I know. And because you believe what we should do
can be dictated, as a factual matter, you're on board with objective morality, just like I said months ago. If morality is subjective, then "should" and "ought" are essentially meaningless. You can't have factual statements with meaningless terms.
As regards objective morality, we need to consider the facts relating to the act. And they must be indisputable. And that is the point where we have a problem. A single fact must stand alone. It must be absolutely true or false. And in some cases, that is not the case.
Some facts will always be completely unknown to us, and yet they are still objective facts. Indisputable is not a criteria for objective. And sure, fine, circumstances dictate what the right thing to do is according to you. That just means that
in these exact circumstances the right thing to do is this, and
in those exact circumstances the right thing to do is that, and so forth. Maybe some circumstances cause there to be
no right thing to do, that still doesn't mean you aren't speaking objectively. That sort of situation would be akin to someone asking, "Which is greater, four or four?", to which the objectively correct response is, "neither, they're equal". And you never stop speaking objectively.
Just the idea that morality
can have factual statements about "should" and "ought" makes it objective. You want to point out that it's complicated and messy and sometimes we won't even know for sure what the right choice is, that's fine. You want to point out that
sometimes there might not even be a right answer, that's fine too. Zippy ascribes to objective morality and he agrees with you.

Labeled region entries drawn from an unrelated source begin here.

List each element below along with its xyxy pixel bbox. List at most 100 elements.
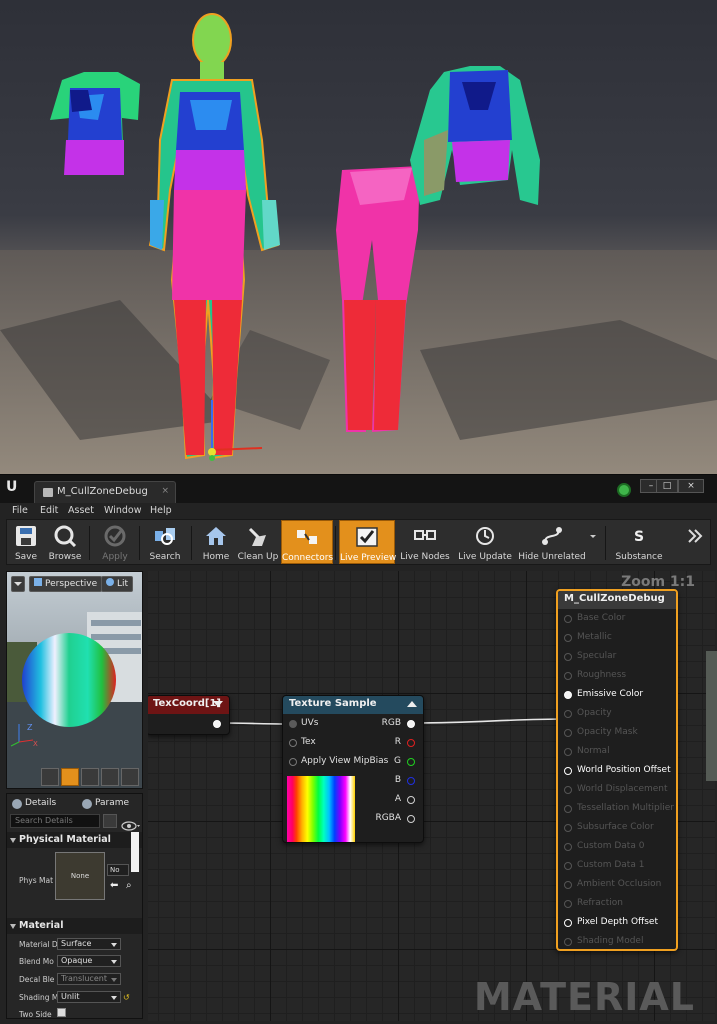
texcoord-output-pin[interactable]	[213, 720, 221, 728]
document-tab[interactable]: M_CullZoneDebug ×	[34, 481, 176, 503]
result-pin-emissive-color[interactable]	[564, 691, 572, 699]
search-button[interactable]: Search	[145, 520, 185, 564]
result-pin-normal[interactable]	[564, 748, 572, 756]
result-pin-pixel-depth-offset[interactable]	[564, 919, 572, 927]
result-pin-world-position-offset[interactable]	[564, 767, 572, 775]
result-pin-refraction[interactable]	[564, 900, 572, 908]
viewport-options-button[interactable]	[11, 576, 25, 592]
tab-details[interactable]: Details	[9, 796, 73, 812]
tab-close-icon[interactable]: ×	[161, 486, 169, 496]
live-nodes-toggle[interactable]: Live Nodes	[399, 520, 451, 564]
cube-icon	[34, 578, 42, 586]
hide-unrelated-icon	[542, 527, 562, 545]
result-pin-subsurface-color[interactable]	[564, 824, 572, 832]
result-pin-world-displacement[interactable]	[564, 786, 572, 794]
search-label: Search	[149, 552, 181, 562]
texture-sample-node-header[interactable]: Texture Sample	[283, 696, 423, 714]
g-output-pin[interactable]	[407, 758, 415, 766]
browse-button[interactable]: Browse	[45, 520, 85, 564]
physical-material-section[interactable]: Physical Material	[7, 832, 142, 848]
material-graph[interactable]: Zoom 1:1 MATERIAL TexCoord[1] Texture Sa…	[148, 571, 715, 1021]
details-scrollbar[interactable]	[131, 832, 139, 872]
clean-up-button[interactable]: Clean Up	[237, 520, 279, 564]
source-control-status-icon[interactable]	[617, 483, 631, 497]
result-pin-specular[interactable]	[564, 653, 572, 661]
custom-mesh-shape-icon[interactable]	[121, 768, 139, 786]
menu-help[interactable]: Help	[150, 505, 172, 516]
phys-mat-thumbnail[interactable]: None	[55, 852, 105, 900]
apply-view-mipbias-input-pin[interactable]	[289, 758, 297, 766]
cube-shape-icon[interactable]	[101, 768, 119, 786]
material-result-node-header[interactable]: M_CullZoneDebug	[558, 591, 676, 609]
sphere-shape-icon[interactable]	[61, 768, 79, 786]
phys-mat-combo[interactable]: No	[107, 864, 129, 876]
texcoord-node[interactable]: TexCoord[1]	[148, 695, 230, 735]
result-pin-custom-data-1[interactable]	[564, 862, 572, 870]
live-update-toggle[interactable]: Live Update	[455, 520, 515, 564]
save-button[interactable]: Save	[9, 520, 43, 564]
rgb-output-pin[interactable]	[407, 720, 415, 728]
r-output-pin[interactable]	[407, 739, 415, 747]
plane-shape-icon[interactable]	[81, 768, 99, 786]
material-domain-combo[interactable]: Surface	[57, 938, 121, 950]
toolbar-overflow-button[interactable]	[683, 520, 707, 564]
blend-mode-combo[interactable]: Opaque	[57, 955, 121, 967]
tex-input-pin[interactable]	[289, 739, 297, 747]
shading-model-combo[interactable]: Unlit	[57, 991, 121, 1003]
result-pin-opacity[interactable]	[564, 710, 572, 718]
menu-window[interactable]: Window	[104, 505, 141, 516]
result-pin-metallic[interactable]	[564, 634, 572, 642]
rgba-output-pin[interactable]	[407, 815, 415, 823]
eye-icon[interactable]	[121, 816, 141, 831]
result-pin-label: Custom Data 0	[577, 841, 645, 851]
uvs-input-pin[interactable]	[289, 720, 297, 728]
cylinder-shape-icon[interactable]	[41, 768, 59, 786]
phys-mat-label: Phys Mat	[19, 876, 54, 885]
result-pin-roughness[interactable]	[564, 672, 572, 680]
shirt-mesh-small	[50, 72, 140, 175]
live-preview-toggle[interactable]: Live Preview	[339, 520, 396, 564]
level-viewport[interactable]	[0, 0, 717, 478]
result-pin-ambient-occlusion[interactable]	[564, 881, 572, 889]
reset-to-default-icon[interactable]: ↺	[123, 993, 130, 1002]
maximize-button[interactable]: □	[656, 479, 678, 493]
result-pin-shading-model[interactable]	[564, 938, 572, 946]
decal-blend-combo[interactable]: Translucent	[57, 973, 121, 985]
connectors-toggle[interactable]: Connectors	[281, 520, 333, 564]
browse-asset-icon[interactable]: ⌕	[126, 880, 132, 891]
menu-file[interactable]: File	[12, 505, 28, 516]
hide-unrelated-dropdown[interactable]	[587, 520, 599, 564]
texture-sample-node[interactable]: Texture Sample UVs Tex Apply View MipBia…	[282, 695, 424, 843]
a-output-pin[interactable]	[407, 796, 415, 804]
jacket-mesh	[410, 66, 540, 205]
material-section[interactable]: Material	[7, 918, 142, 934]
a-output-label: A	[394, 794, 401, 804]
apply-button[interactable]: Apply	[95, 520, 135, 564]
substance-button[interactable]: S Substance	[611, 520, 667, 564]
collapse-icon[interactable]	[213, 701, 223, 707]
two-sided-checkbox[interactable]	[57, 1008, 66, 1017]
search-details-input[interactable]: Search Details	[10, 814, 100, 828]
result-pin-base-color[interactable]	[564, 615, 572, 623]
perspective-button[interactable]: Perspective	[29, 576, 103, 592]
menu-edit[interactable]: Edit	[40, 505, 58, 516]
result-pin-tessellation-multiplier[interactable]	[564, 805, 572, 813]
close-button[interactable]: ×	[678, 479, 704, 493]
texcoord-node-header[interactable]: TexCoord[1]	[148, 696, 229, 714]
material-result-node[interactable]: M_CullZoneDebug Base Color Metallic Specul…	[556, 589, 678, 951]
b-output-pin[interactable]	[407, 777, 415, 785]
result-pin-custom-data-0[interactable]	[564, 843, 572, 851]
collapse-icon[interactable]	[407, 701, 417, 707]
hide-unrelated-button[interactable]: Hide Unrelated	[517, 520, 587, 564]
material-preview-viewport[interactable]: Z X Perspective Lit	[6, 571, 143, 789]
clean-up-icon	[248, 527, 266, 546]
home-icon	[206, 527, 226, 545]
arrow-left-icon[interactable]: ⬅	[110, 880, 118, 891]
material-editor-window: U M_CullZoneDebug × – □ × File Edit Asse…	[0, 474, 717, 1024]
tab-parameters[interactable]: Parame	[79, 796, 142, 812]
result-pin-opacity-mask[interactable]	[564, 729, 572, 737]
grid-view-icon[interactable]	[103, 814, 117, 828]
lit-button[interactable]: Lit	[101, 576, 134, 592]
menu-asset[interactable]: Asset	[68, 505, 94, 516]
home-button[interactable]: Home	[197, 520, 235, 564]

None of that precludes an objective morality. If there is
ever a right or wrong act to choose, then morality is objective.

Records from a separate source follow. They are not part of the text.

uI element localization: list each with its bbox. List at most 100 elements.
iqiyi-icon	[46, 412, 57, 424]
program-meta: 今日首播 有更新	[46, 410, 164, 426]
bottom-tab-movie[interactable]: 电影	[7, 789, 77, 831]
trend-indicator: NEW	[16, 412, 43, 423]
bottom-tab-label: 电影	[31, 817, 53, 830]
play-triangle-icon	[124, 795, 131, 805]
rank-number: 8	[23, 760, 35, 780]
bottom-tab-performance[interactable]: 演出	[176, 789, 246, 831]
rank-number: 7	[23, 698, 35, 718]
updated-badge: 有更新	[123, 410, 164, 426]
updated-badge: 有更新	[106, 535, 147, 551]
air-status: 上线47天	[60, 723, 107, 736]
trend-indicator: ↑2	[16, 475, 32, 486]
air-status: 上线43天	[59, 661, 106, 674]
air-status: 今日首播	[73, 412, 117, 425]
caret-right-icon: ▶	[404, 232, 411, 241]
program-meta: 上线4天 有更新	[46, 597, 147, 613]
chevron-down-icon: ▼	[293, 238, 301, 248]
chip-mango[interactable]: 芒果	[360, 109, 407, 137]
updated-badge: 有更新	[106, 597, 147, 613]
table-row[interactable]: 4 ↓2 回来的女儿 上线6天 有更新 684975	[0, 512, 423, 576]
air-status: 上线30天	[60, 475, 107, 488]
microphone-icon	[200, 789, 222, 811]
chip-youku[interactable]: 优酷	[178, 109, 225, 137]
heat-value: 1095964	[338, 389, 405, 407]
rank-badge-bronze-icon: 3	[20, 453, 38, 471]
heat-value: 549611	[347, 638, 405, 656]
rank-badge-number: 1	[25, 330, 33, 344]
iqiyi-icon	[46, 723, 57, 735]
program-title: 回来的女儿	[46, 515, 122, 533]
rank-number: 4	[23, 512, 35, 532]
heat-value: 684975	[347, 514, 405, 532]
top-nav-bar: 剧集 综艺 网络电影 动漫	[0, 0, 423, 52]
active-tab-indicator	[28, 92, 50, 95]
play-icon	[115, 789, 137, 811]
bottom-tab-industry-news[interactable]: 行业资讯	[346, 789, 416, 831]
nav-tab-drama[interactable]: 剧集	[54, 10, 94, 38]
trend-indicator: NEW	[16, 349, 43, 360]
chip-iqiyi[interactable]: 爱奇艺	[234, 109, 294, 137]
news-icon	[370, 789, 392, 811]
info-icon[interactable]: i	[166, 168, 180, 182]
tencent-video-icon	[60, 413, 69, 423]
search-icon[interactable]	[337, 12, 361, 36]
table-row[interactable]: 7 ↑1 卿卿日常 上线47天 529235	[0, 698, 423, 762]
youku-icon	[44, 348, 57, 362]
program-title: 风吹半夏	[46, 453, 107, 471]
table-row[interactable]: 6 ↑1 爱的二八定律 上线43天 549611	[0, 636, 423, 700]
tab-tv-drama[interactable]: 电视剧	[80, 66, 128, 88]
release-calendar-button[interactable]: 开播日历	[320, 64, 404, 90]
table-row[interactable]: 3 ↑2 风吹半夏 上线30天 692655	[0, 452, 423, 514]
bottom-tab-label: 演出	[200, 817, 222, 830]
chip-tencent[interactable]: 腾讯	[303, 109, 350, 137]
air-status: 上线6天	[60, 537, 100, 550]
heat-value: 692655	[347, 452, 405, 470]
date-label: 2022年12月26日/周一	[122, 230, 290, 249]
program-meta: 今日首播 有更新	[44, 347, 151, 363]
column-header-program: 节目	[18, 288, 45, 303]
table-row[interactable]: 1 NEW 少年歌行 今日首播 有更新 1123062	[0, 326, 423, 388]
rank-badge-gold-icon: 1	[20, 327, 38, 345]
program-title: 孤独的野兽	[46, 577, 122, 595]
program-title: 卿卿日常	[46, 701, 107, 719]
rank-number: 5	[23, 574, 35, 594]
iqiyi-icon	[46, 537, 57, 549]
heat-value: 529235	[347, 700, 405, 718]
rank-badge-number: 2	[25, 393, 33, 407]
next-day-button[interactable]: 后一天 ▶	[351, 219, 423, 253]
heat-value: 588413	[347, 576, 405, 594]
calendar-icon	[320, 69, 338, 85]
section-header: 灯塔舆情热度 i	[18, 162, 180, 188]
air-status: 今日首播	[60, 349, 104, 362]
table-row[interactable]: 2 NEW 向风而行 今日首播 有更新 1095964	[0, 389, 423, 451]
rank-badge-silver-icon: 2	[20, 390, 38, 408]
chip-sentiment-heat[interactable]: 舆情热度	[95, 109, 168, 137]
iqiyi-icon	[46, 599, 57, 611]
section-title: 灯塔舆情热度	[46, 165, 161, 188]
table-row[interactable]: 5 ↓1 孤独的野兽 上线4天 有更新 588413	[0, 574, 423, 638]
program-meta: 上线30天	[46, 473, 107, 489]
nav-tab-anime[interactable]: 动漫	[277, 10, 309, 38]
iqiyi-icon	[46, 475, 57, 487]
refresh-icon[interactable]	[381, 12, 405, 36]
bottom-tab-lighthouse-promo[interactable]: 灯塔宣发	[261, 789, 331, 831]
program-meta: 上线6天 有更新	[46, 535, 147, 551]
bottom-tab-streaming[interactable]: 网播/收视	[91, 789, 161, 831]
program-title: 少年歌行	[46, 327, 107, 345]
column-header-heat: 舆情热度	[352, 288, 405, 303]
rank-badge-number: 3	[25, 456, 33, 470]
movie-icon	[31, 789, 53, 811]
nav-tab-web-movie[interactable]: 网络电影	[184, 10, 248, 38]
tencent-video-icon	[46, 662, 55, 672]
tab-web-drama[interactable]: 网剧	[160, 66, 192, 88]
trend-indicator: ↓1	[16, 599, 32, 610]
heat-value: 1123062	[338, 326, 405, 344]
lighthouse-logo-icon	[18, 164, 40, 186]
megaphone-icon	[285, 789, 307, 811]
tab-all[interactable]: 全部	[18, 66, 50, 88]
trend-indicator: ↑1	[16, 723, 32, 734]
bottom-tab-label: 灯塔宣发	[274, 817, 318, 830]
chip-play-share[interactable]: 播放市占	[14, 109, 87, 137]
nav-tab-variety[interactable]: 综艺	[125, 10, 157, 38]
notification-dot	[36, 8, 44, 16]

You, like so many other people here, are confusing
relative with
subjective. Morality can be relative to circumstances and still be objective. Subjective means that there is
no right or wrong at all. Subjective means that it is akin to taste, like flavors of whiskey. If you don't think morality is analogous to taste as you've said, then you don't think morality is subjective. Think whatever you want to think, just get your label right, please.